The available evidence is compatible with the conclusion that many extensor and flexor motoneuron pools receive disynaptic excitation from excitatory last-order interneurons that in turn receive convergent excitatory drive from MLR-activated reticulospinal neurons and the segmental CPG for locomotion. There must be at least two sets of such cells, one projecting to many (but not all) flexor and the other to extensor motor pools. However, it is necessary to postulate an additional group that projects to FDL motoneurons, which receives CPG drive that can switch from the flexion to the extension phase (Fig. 13). Such last-order interneurons very likely contribute to depolarizing LDPs during fictive locomotion and might be responsible for a major fraction of these CPG-driven depolarizations (Fig. 13). There is insufficient evidence to answer whether such last-order interneurons are simply driven by the CPG or could be considered as elements within the pattern generating network itself.

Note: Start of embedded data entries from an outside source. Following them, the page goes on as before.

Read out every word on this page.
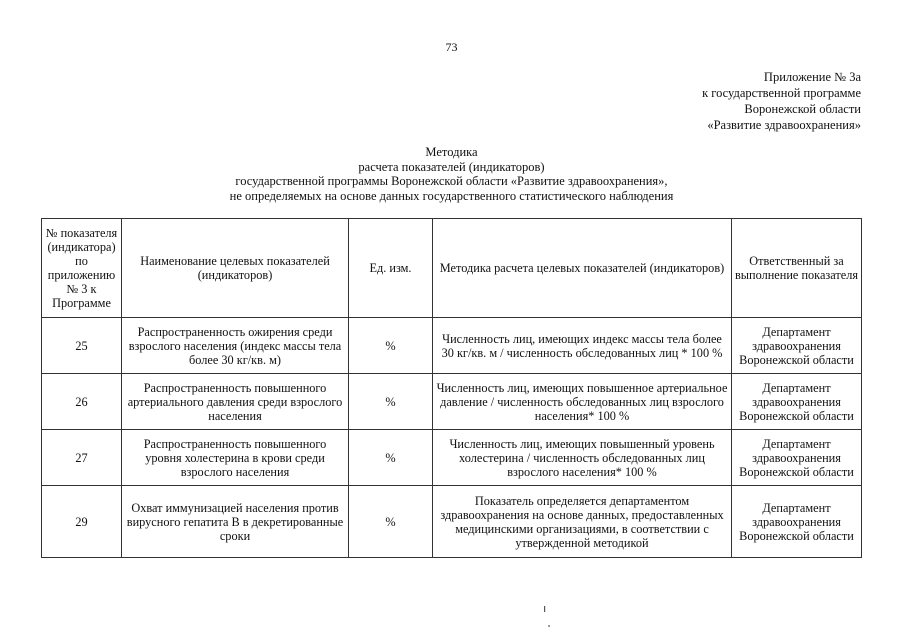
73
Приложение № 3а
к государственной программе
Воронежской области
«Развитие здравоохранения»
Методика
расчета показателей (индикаторов)
государственной программы Воронежской области «Развитие здравоохранения»,
не определяемых на основе данных государственного статистического наблюдения
№ показателя (индикатора) по приложению № 3 к Программе	Наименование целевых показателей (индикаторов)	Ед. изм.	Методика расчета целевых показателей (индикаторов)	Ответственный за выполнение показателя
25	Распространенность ожирения среди взрослого населения (индекс массы тела более 30 кг/кв. м)	%	Численность лиц, имеющих индекс массы тела более 30 кг/кв. м / численность обследованных лиц * 100 %	Департамент здравоохранения Воронежской области
26	Распространенность повышенного артериального давления среди взрослого населения	%	Численность лиц, имеющих повышенное артериальное давление / численность обследованных лиц взрослого населения* 100 %	Департамент здравоохранения Воронежской области
27	Распространенность повышенного уровня холестерина в крови среди взрослого населения	%	Численность лиц, имеющих повышенный уровень холестерина / численность обследованных лиц взрослого населения* 100 %	Департамент здравоохранения Воронежской области
29	Охват иммунизацией населения против вирусного гепатита В в декретированные сроки	%	Показатель определяется департаментом здравоохранения на основе данных, предоставленных медицинскими организациями, в соответствии с утвержденной методикой	Департамент здравоохранения Воронежской области
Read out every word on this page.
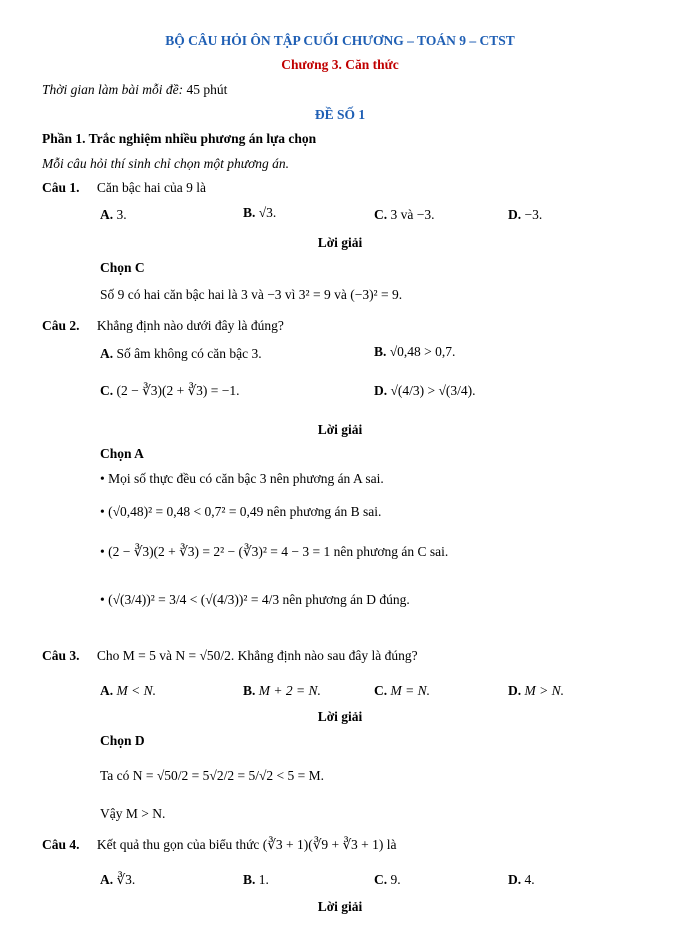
BỘ CÂU HỎI ÔN TẬP CUỐI CHƯƠNG – TOÁN 9 – CTST
Chương 3. Căn thức
Thời gian làm bài mỗi đề: 45 phút
ĐỀ SỐ 1
Phần 1. Trắc nghiệm nhiều phương án lựa chọn
Mỗi câu hỏi thí sinh chỉ chọn một phương án.
Câu 1. Căn bậc hai của 9 là
A. 3.	B. √3.	C. 3 và −3.	D. −3.
Lời giải
Chọn C
Số 9 có hai căn bậc hai là 3 và −3 vì 3² = 9 và (−3)² = 9.
Câu 2. Khẳng định nào dưới đây là đúng?
A. Số âm không có căn bậc 3.	B. √0,48 > 0,7.
C. (2 − ∛3)(2 + ∛3) = −1.	D. √(4/3) > √(3/4).
Lời giải
Chọn A
• Mọi số thực đều có căn bậc 3 nên phương án A sai.
• (√0,48)² = 0,48 < 0,7² = 0,49 nên phương án B sai.
• (2 − ∛3)(2 + ∛3) = 2² − (∛3)² = 4 − 3 = 1 nên phương án C sai.
• (√(3/4))² = 3/4 < (√(4/3))² = 4/3 nên phương án D đúng.
Câu 3. Cho M = 5 và N = √50/2. Khẳng định nào sau đây là đúng?
A. M < N.	B. M + 2 = N.	C. M = N.	D. M > N.
Lời giải
Chọn D
Ta có N = √50/2 = 5√2/2 = 5/√2 < 5 = M.
Vậy M > N.
Câu 4. Kết quả thu gọn của biểu thức (∛3 + 1)(∛9 + ∛3 + 1) là
A. ∛3.	B. 1.	C. 9.	D. 4.
Lời giải
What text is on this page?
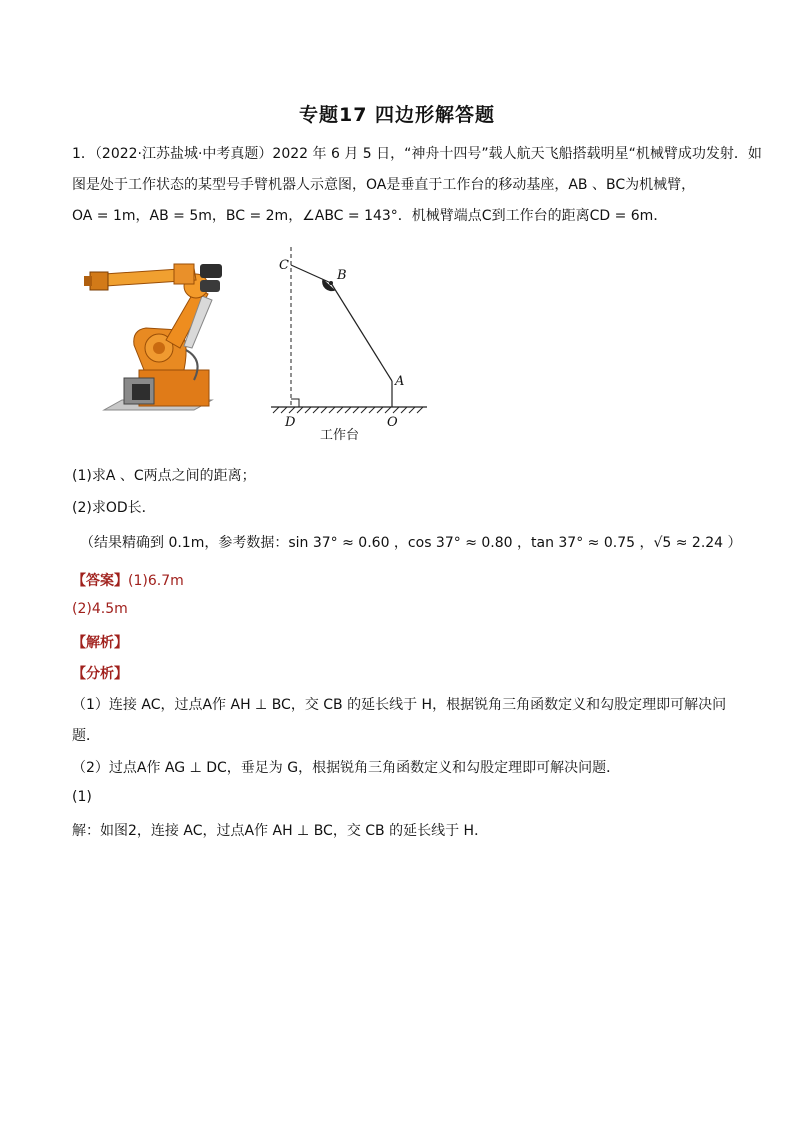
专题17 四边形解答题
1．（2022·江苏盐城·中考真题）2022 年 6 月 5 日，“神舟十四号”载人航天飞船搭载明星“机械臂成功发射．如
图是处于工作状态的某型号手臂机器人示意图，OA是垂直于工作台的移动基座，AB 、BC为机械臂，
OA = 1m，AB = 5m，BC = 2m，∠ABC = 143°．机械臂端点C到工作台的距离CD = 6m．
C
B
A
D	O
工作台
(1)求A 、C两点之间的距离；
(2)求OD长．
（结果精确到 0.1m，参考数据：sin 37° ≈ 0.60 ，cos 37° ≈ 0.80 ，tan 37° ≈ 0.75 ，√5 ≈ 2.24 ）
【答案】(1)6.7m
(2)4.5m
【解析】
【分析】
（1）连接 AC，过点A作 AH ⊥ BC，交 CB 的延长线于 H，根据锐角三角函数定义和勾股定理即可解决问
题．
（2）过点A作 AG ⊥ DC，垂足为 G，根据锐角三角函数定义和勾股定理即可解决问题．
(1)
解：如图2，连接 AC，过点A作 AH ⊥ BC，交 CB 的延长线于 H．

On the other hand, the absence of MLR EPSP enhancement in EDL motoneurons suggest that excitatory last-order interneurons without MLR input must exist (Fig. 13) to drive the large flexor-phase depolarizations found in these cells (Fig. 3A) (see also Degtyarenko et al. 1996
). It seems unlikely that the small disynaptic IPSPs found in some EDL cells during flexion phases (Fig. 4D) could mask the existence of facilitated EPSPs with the same brief latency, although we cannot rule out that possibility with the available data. It seems safest to conclude that excitatory last-order interneurons that receive MLR drive could well contribute to LDP depolarization during fictive locomotion, but that other groups of excitatory interneurons yet to be identified are also likely to participate.